The patients were randomized in a 1:1 ratio to oral ivosidenib once daily (N = 72) or to matched oral placebo once daily (N = 74), on days 1 to 28, in combination with oral azacitidine once daily on days 1 to 7 or days 1 to 5, 8, and 9 of each 28-day cycle, until disease progression, unacceptable adverse events, or hematopoietic stem-cell transplantation.

The primary end point of the trial was event-free survival (EFS), defined as time from randomization until treatment failure (failure to achieve CR by week 24), relapse from remission, or death from any cause, whichever occurred first. Key secondary end points included overall survival (OS) and the rate and duration of CR.

Results showed a statistically significant improvement in EFS (hazard ratio [HR], 0.35; 95% confidence interval [CI], 0.17-0.72; P = .0038) and OS (HR, 0.44; 95% CI, 0.27-0.73; P = .0010) with ivosidenib plus azacitidine compared with placebo plus azacitidine. EFS events occurred in 65% of patients in the ivosidenib arm and 84% of patients in the placebo arm.

Median OS was 24.0 months (95% CI, 11.3-34.1) and 7.9 months (95% CI, 4.1-11.3) in the ivosidenib plus azacitidine and placebo plus azacitidine arms, respectively (HR, 0.44; 95% CI, 0.27-0.73; P = .0010).

By week 24, the CR rate was 47% (95% CI, 35-59) versus 15% (95% CI, 8-25), respectively.
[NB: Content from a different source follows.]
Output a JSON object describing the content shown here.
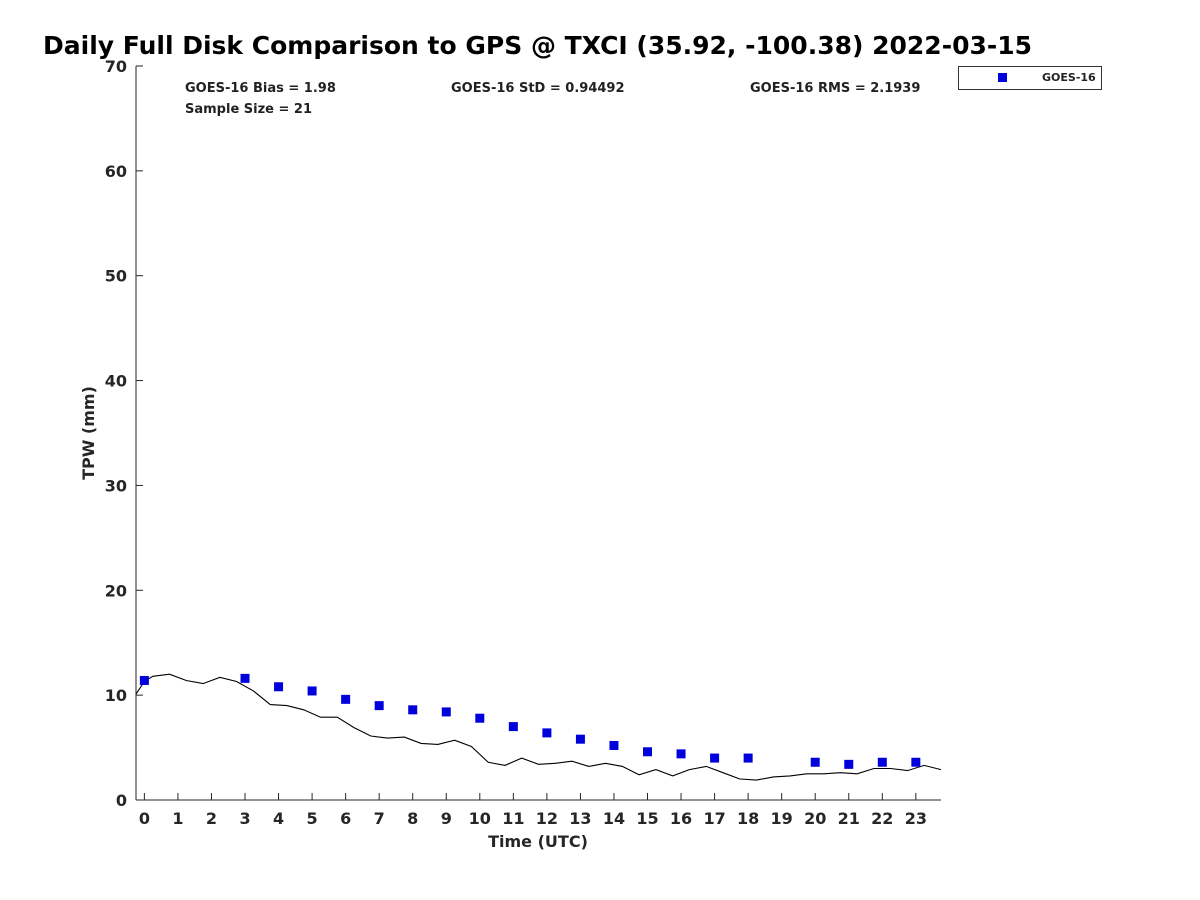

The median duration of CR was not estimable (NE) in the ivosidenib plus azacitidine arm (95% CI, 13.0-NE) and was 11.2 months (95% CI, 3.2-NE) in the placebo plus azacitidine arm.

The most common (≥25%) adverse reactions reported with ivosidenib plus azacitidine or as monotherapy were diarrhea, fatigue, edema, nausea, vomiting, decreased appetite, leukocytosis, arthralgia, dyspnea, abdominal pain, mucositis, rash, electrocardiogram prolonged QT, differentiation syndrome (which may be life-threatening), and myalgia.